This time a dirty space capsule is a good thing

Space Science

This photo provided by the Japan Aerospace Exploration Agency (JAXA), shows soil samples, seen inside a container of the re-entry capsule brought back by Hayabusa2, in Sagamihara, near Tokyo,Tuesday, Dec. 15, 2020. Officials from Japan’s space agency said Tuesday they have found more than the anticipated amount of soil and gases inside a small capsule the country’s Hayabusa2 spacecraft brought back from a distant asteroid this month, a sample-return mission they praised as a milestone for planetary research.(JAXA via AP)

MYSTERY WIRE — The Japanese space agency JAXA said on Tuesday that they have found plenty of soil samples and gas inside a capsule that could provide clues to the origin of the solar system and life on our planet.

“It has been more than 10 years since we started this project and six years has passed since we launched it.

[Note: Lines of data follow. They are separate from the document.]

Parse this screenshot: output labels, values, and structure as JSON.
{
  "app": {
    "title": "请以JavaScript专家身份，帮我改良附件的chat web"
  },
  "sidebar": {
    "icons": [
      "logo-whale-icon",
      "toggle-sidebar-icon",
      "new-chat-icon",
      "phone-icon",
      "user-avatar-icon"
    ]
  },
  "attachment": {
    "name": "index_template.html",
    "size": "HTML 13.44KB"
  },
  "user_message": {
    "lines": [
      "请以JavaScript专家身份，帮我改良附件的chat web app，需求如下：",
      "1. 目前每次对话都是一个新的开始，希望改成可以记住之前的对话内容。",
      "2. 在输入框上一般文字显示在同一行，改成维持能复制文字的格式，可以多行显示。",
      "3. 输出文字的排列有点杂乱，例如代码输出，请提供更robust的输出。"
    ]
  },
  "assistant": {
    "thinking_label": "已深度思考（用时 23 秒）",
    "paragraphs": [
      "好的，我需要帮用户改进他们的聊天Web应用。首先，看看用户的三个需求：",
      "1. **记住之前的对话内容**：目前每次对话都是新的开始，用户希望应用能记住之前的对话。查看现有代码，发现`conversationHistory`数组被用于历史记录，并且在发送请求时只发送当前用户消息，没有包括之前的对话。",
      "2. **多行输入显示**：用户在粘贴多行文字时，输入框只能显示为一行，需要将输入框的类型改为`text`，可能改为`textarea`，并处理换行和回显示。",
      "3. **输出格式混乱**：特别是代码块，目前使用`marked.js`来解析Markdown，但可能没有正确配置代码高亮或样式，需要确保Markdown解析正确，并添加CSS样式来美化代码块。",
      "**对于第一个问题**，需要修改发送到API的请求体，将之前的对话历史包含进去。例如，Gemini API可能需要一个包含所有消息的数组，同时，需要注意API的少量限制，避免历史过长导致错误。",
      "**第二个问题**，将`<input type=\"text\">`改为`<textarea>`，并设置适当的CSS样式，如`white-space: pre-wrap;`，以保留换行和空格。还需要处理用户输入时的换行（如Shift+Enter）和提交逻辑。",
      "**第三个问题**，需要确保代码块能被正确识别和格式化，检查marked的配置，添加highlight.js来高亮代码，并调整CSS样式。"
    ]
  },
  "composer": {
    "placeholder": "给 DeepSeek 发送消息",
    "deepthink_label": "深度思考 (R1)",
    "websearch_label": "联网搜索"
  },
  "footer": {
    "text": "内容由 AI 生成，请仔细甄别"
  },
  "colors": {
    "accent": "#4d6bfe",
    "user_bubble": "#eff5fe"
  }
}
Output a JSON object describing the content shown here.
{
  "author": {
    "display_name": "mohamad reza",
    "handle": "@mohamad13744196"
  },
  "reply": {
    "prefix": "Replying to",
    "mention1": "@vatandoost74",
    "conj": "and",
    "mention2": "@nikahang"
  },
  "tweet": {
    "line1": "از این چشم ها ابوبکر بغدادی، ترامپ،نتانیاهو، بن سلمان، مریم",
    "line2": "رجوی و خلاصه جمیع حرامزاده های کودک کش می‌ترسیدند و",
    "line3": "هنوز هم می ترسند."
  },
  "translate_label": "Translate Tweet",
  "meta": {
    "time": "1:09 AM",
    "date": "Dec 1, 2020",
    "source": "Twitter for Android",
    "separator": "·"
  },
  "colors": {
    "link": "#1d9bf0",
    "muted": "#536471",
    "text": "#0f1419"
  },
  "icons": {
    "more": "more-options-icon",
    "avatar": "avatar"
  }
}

The asteroid soil that we dreamed of are finally in our hands,” said Yuichi Tsuda, project manager of Hayabusa

Tsuda also said that the capsule collected gas from asteroid Ryugu.

Scientists say they believe the samples, especially ones taken from under the asteroid’s surface, contain valuable data unaffected by space radiation and other environmental factors.

They are particularly interested in analyzing organic materials in the samples.  

JAXA hopes to find clues to how the materials are distributed in the solar system and are related to life on Earth.

For Hayabusa2, it’s not the end of the mission it started in 2014.

After dropping the capsule, it will return to space and head to another distant small asteroid called 1998KY26 on a journey slated to take 10 years one way, for a possible research including finding ways to prevent meteorites from hitting Earth.